A top model Talita Rocca é de Jundiaí e hoje segue carreira internacional de sucesso. Ela abandonou uma carreira como jornalista para se tornar modelo e tem colhido bons frutos: “Me formei em jornalismo em 2010 pela PUC Campinas e trabalhei como assessora de imprensa, e cobria eventos como repórter em uma TV no interior. Até que um dos eventos, um scouter da Mega Models tirou escondido uma foto minha, e um gestor da agência me contactou, alegando que eu tinha que seguir a carreira”.

Talita tem colhido excelentes frutos desde que trocou os releases e a publicidade pelas passarelas e as grifes. No Brasil, ela já estampou campanhas publicitárias para grandes marcas como Natura, Boticário, Hyundai, Onodera, Lojas Renner, Sofitel Jequitimar, dentre muitas outras, e nos Estados Unidos fez Dillard’s, Yandy, Purple Tea Skin, GoDaddy e desfilou no Arizona Fashion Week.

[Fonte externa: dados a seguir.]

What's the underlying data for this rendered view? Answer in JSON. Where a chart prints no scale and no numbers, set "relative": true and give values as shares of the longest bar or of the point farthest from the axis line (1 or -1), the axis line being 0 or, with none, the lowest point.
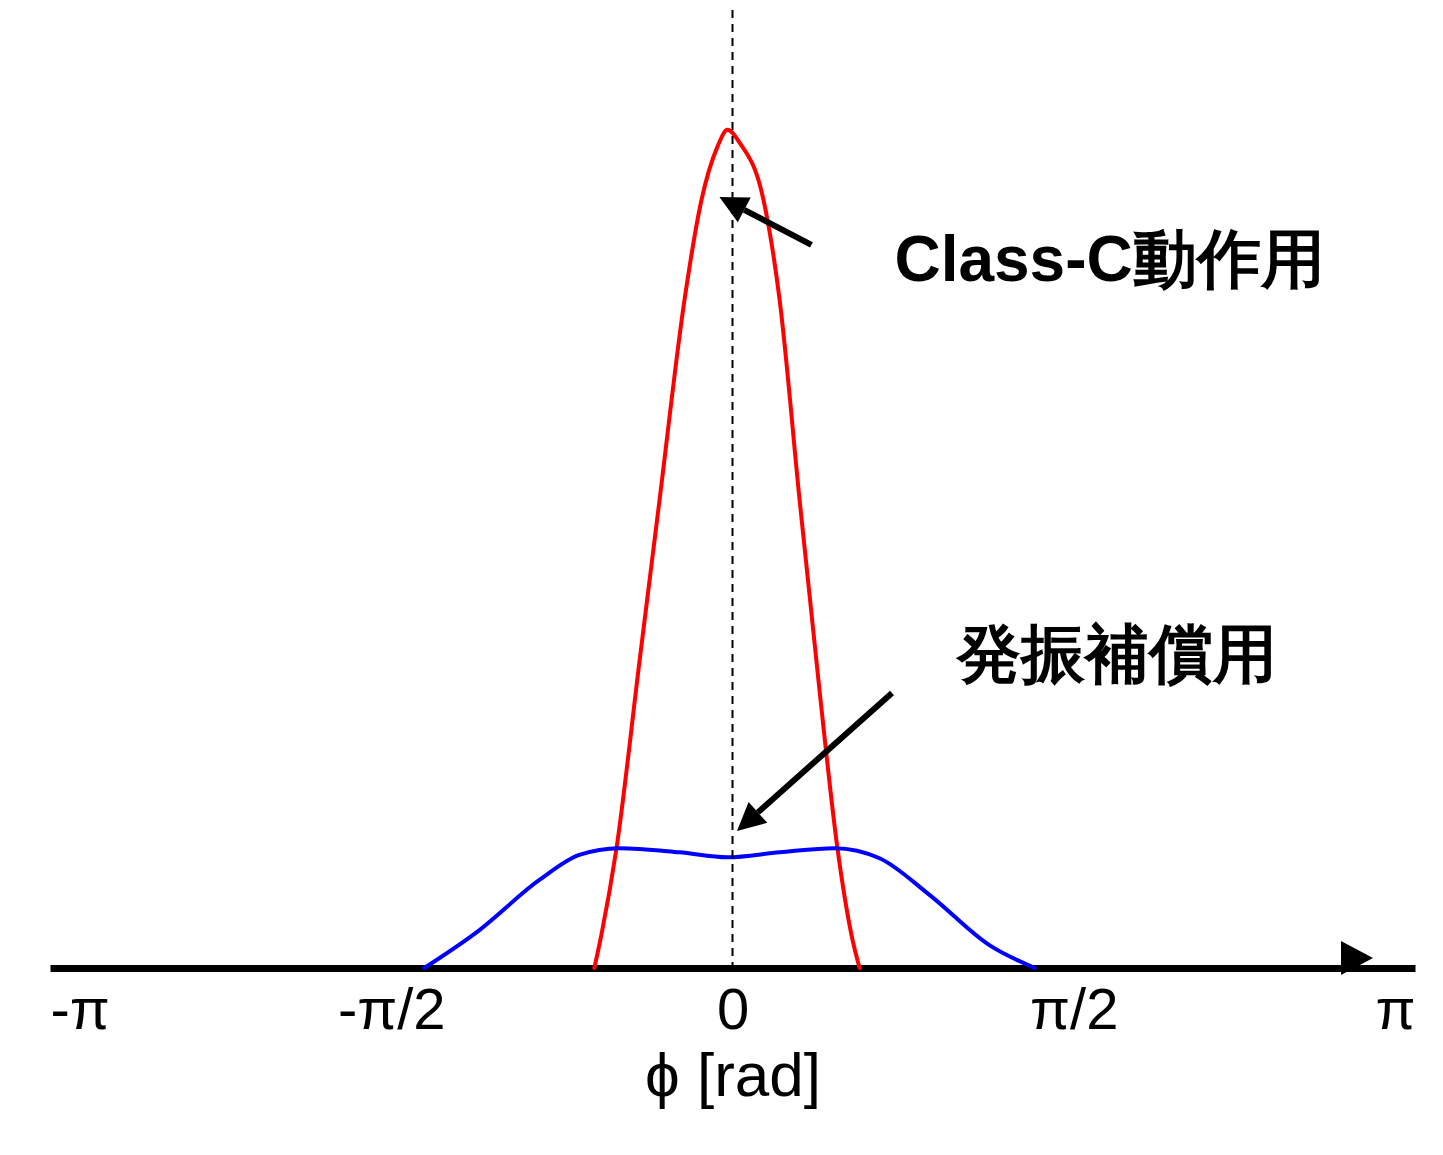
{
  "chart_data": {
    "type": "line",
    "relative": true,
    "xlabel": "ϕ [rad]",
    "xlim": [
      -3.14159,
      3.14159
    ],
    "xticks": [
      {
        "value": -3.14159,
        "label": "-π"
      },
      {
        "value": -1.5708,
        "label": "-π/2"
      },
      0,
      {
        "value": 1.5708,
        "label": "π/2"
      },
      {
        "value": 3.14159,
        "label": "π"
      }
    ],
    "grid": false,
    "marker": "none",
    "line_style": "solid",
    "series": [
      {
        "color": "#ff0000",
        "x": [
          -0.636,
          -0.604,
          -0.535,
          -0.429,
          -0.336,
          -0.221,
          -0.143,
          -0.069,
          -0.023,
          0.032,
          0.143,
          0.217,
          0.309,
          0.401,
          0.484,
          0.548,
          0.585
        ],
        "values": [
          0,
          0.039,
          0.141,
          0.364,
          0.558,
          0.797,
          0.916,
          0.98,
          1,
          0.985,
          0.916,
          0.797,
          0.558,
          0.33,
          0.141,
          0.039,
          0
        ]
      },
      {
        "color": "#0000ff",
        "x": [
          -1.419,
          -1.166,
          -0.889,
          -0.705,
          -0.521,
          -0.244,
          -0.023,
          0.217,
          0.47,
          0.677,
          0.908,
          1.184,
          1.392
        ],
        "values": [
          0,
          0.045,
          0.105,
          0.135,
          0.143,
          0.138,
          0.132,
          0.138,
          0.143,
          0.131,
          0.087,
          0.027,
          0
        ]
      }
    ],
    "ref_lines": [
      {
        "axis": "x",
        "value": 0,
        "color": "#000000",
        "line_style": "dashed"
      }
    ],
    "annotations": [
      {
        "text": "Class-C動作用",
        "x": 0.17,
        "y": 0.908
      },
      "発振補償用"
    ]
  }
}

“Eu trabalho como modelo no Brasil e nos EUA. Em 2016 fui morar nos EUA com meu marido e fui aprovada pela Ford Models lá. Hoje viajo muito pro exterior para trabalhar. Só nesse ano de 2019, que mal começou, já fui 2 vezes para lá trabalhar. Valeu muito a pena aceitar trocar de profissão, não apenas pelos rendimentos financeiros, que são muito superiores aos que eu tinha antes de ser modelo, como pela profissão, que apesar dos desafios é encantadora e eu aprendi a amar de todo o coração”.

DIFICULDADES

O glamouroso mundo fashion também tem seu lado sombrio. Lindas mulheres, símbolos de beleza e sensualidade, admiradas e até mesmo desejadas em todo o mundo, passam por situações de assédio físico e moral que agora passam a ser mais conhecidas do grande público. A top model internacional Talita Rocca relata que sofreu assédio no início de sua carreira e recebeu propostas para fazer o chamado ‘book rosa’, que é uma lista de mulheres bonitas para ser acompanhantes de homens ricos:
“Logo no começo da minha carreira recebi propostas indecentes para fazer o chamado ‘book rosa’ intermediadas pela agência de modelos que eu estava. Era minha primeira agência e eu não conhecia nada do mundo da moda. Por eu ser jornalista, eles alegaram que haveria uma reunião com um pessoal de TV, algo profissional. No entanto, quando cheguei até a suposta reunião, o que queriam era me apresentar a um homem para que eu fosse acompanhante dele. Era o tal ‘book rosa’. Imediatamente recusei a proposta e afirmei que estava ali apenas para trabalhar, por interesse profissional. Foi a primeira vez que, na minha iniciante carreira de modelo na época, tive de lidar com assédio. Felizmente descobri depois que a grande maioria das agências de modelo são sérias, e saí daquela agência”.
A top model conta que casos de assédio a modelos não são incomuns: “Existem sim muitas propostas indecentes feitas a modelos principalmente no início de carreira. O book rosa é uma triste realidade, mas não é generalizado. Eu sempre me posicionei contra o assédio e contra essa prática degradante. Estamos ali para trabalhar, honestamente, e não para nos prostituir. Infelizmente algumas pessoas acham que tudo está à venda e não sabem os limites que lhe cabem. Tanto que, depois saí dessa agência, fui tratada com profissionalismo e pude fechar trabalhos com grandes marcas como Boticário, Hyundai e trabalhos internacionais”.